Утопив сигару за бортом, он сопроводил ее плевком отвращения и говорит:
– Скушно, Пешков! Скушно. Образованных людей – нет, поговорить – не с кем. Захочется похвастать – а перед кем? Нет людей. Все плотники, каменщики, мужики, жулье...
Он смотрит вправо, на белую мечеть, красиво поднявшуюся из воды, на холме, и продолжает, словно вспоминая забытое:
– Начал я пиво пить, сигары курю, живу под немца. Немцы, брат, народ деловой, т-такие звери-курицы! Пиво – приятное занятие, а к сигарам – не привык еще! Накуришься, жена ворчит: "Чем это от тебя пахнет, как от шорника?" Да, брат, живем, ухитряемся... Ну-ка, правь сам...
Положив весло на борт, он берет ружье и стреляет в китайца на крыше, – китаец не потерпел вреда, дробь осеяла крышу и стену, подняв в воздухе пыльные дымки.
– Не попал, – без сожаления сознается стрелок и снова вкладывает в ружье патрон.
– Ты как насчет девчонок – разговелся? Нет? А я в тринадцать лет уже влюблялся...
Он рассказывает, как сон, историю своей первой любви к горничной архитектора, у которого он жил учеником. Тихонько плещет серая вода, омывая углы зданий, за собором тускло блестит водная пустыня, кое-где над нею поднимаются черные прутья лозняка.
В иконописной мастерской часто певали семинарскую песню:
Море синее,
Море бурное...
Скука смертельная, должно быть, это синее море...

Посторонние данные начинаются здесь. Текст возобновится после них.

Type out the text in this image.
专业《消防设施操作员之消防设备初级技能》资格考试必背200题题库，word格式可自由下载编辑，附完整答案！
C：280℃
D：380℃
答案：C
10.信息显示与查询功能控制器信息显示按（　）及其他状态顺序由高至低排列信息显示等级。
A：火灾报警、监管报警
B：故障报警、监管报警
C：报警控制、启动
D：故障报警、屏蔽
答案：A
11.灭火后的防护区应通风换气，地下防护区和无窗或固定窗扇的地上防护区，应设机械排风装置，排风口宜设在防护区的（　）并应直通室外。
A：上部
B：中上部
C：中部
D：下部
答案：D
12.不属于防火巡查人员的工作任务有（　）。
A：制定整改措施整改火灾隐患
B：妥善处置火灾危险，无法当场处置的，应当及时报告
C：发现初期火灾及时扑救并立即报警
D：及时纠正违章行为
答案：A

– Ночей не спал, – говорит хозяин. – Бывало, встану с постели и стою у двери ее, дрожу, как собачонка, – дом холодный был! По ночам ее хозяин посещал, мог меня застать, а я – не боялся, да...
Он говорил задумчиво, точно рассматривая старое, изношенное платье – можно надеть еще раз или нет?
– Заметила она меня, пожалела, распахнула дверь и зовет: "Иди, дурачок..."
Я много слышал таких рассказов, надоели они мне, хотя в них была приятная черта, – о первой своей "любви" почти все люди говорили без хвастовства, не грязно, а часто так ласково и печально, что я понимал: это было самое лучшее в жизни рассказчика. У многих, кажется, только это и было хорошо.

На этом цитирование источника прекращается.